3 thoughts on “Drifting driver kills bicyclist in Scottsdale”

  1. Thanks for pointing out the potentially applicable charge.

    It is well established that pedestrian and bicyclists deaths pose a public health “epidemic” both locally and nationally. See links:

    https://www.nytimes.com/2019/10/22/us/pedestrian-cyclist-deaths-traffic.html
    https://www.consumerreports.org/car-safety/pedestrian-and-cyclist-deaths-spike-federal-report-shows/
    https://usa.streetsblog.org/2019/06/18/cyclist-and-pedestrian-deaths-skyrocket-in-2018-as-motorists-stay-safe/

    Many cities in the U.S. adopt “Complete Streets” programs (e.g., Tucson) to improve safety for the most vulnerable. As part of all this, it has become obvious every aspect of local government, especially law enforcement and the prosecutors’ office, need to reevaluate how they approach the enforcement and investigation of the safe use of our public right of ways.

  2. One more example, not that we need it, of how killing bicyclists is legal in Maricopa County.
    One additional unfortunate consequence of the Pandemic is cities are now going to be in serious financial trouble and they will be no money to build protected bike lanes, not that cities such as Phoenix have showed any inclination to do. Surprise, of all places, has built a real protected bike lane on Bullard from Greenway to Cactus using a raised concrete median. So it was possible to build protected bike ways, just not in Phoenix.

  3. No matter how many laws are passed they will continue to broken. However, there is one law that can never be broken – the law of physics! A three ton SUV vs a 200lb bike rider? The bike rider has no chance whatsoever.
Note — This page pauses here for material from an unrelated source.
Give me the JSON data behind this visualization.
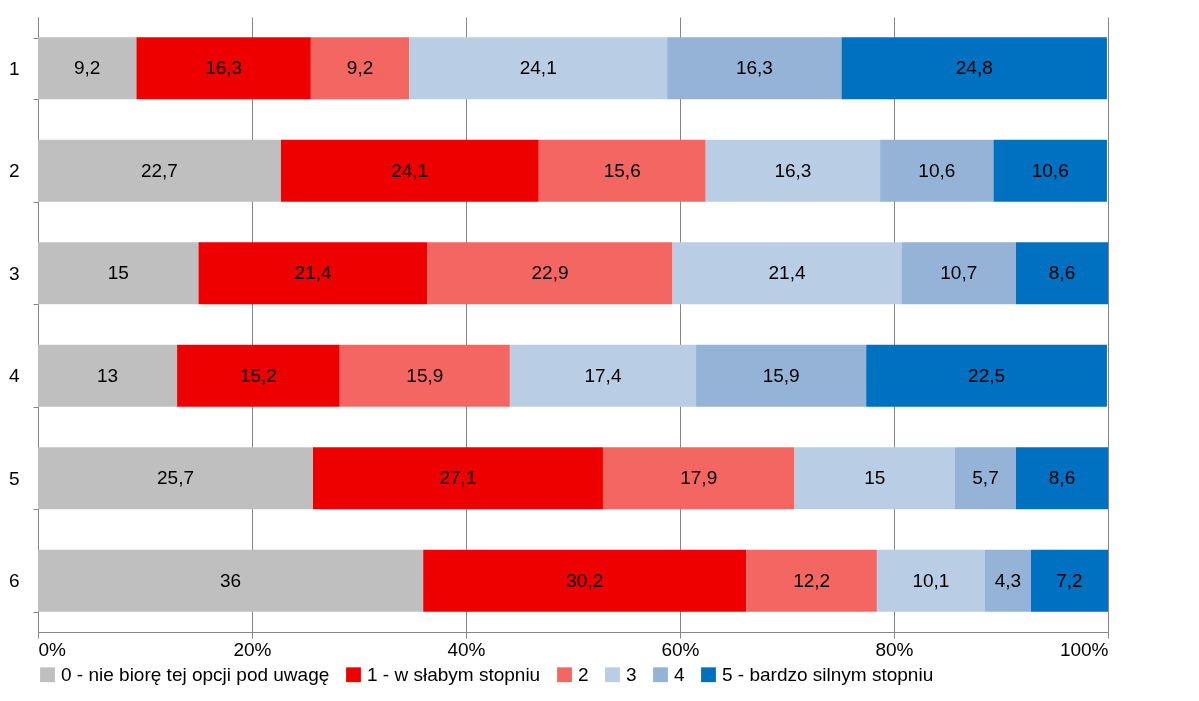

    IMHO people who ride bikes on the streets are suicidal; the careless nature of drivers coupled with cellphones and speed and it’s a disaster.

    For you own sake, I’d suggest bicyclists find somewhere else to ride than busy thoroughfares.

    Hi Ed;
    Sorry for the delay in publishing your comment but i did want to comment on your comment.

    In traffic, as in life, everything has risk. Objectively, we see the relative risk of severe traffic injuries as a continuum with Motorcyclists (by far) the most risky, followed by Pedestrians (walking), bicyclists, motorists in cars, motorists in Light trucks (and SUVs), and finally those inside of heavy trucks / buses as having the least risk.

    To make this a bit more local: Scottsdale is a huge city with a land area of 185 square miles, yet there are ~ 10 serious injuries involving cyclists per year. Everyone gets to evaluate risk for themselves; personally I don’t find that unacceptably risky; certainly “suicidal” is hyperbole.

    Your reference to “busy thoroughfares” is a non sequitur — it is, of course, the case that most bicyclists who are injured are injured on “busy” roads. But this is also the case for everyone else traveling. Cyclist injuries account for ~ only 2% of all traffic injuries; Motorists make up, by far, the bulk (around 96%; the other 2% or so being pedestrians).
    You could theoretically improve bicyclist traffic safety almost completely; but what do you propose for the other 96% of the traffic injury problem which revolves entirely around motorists?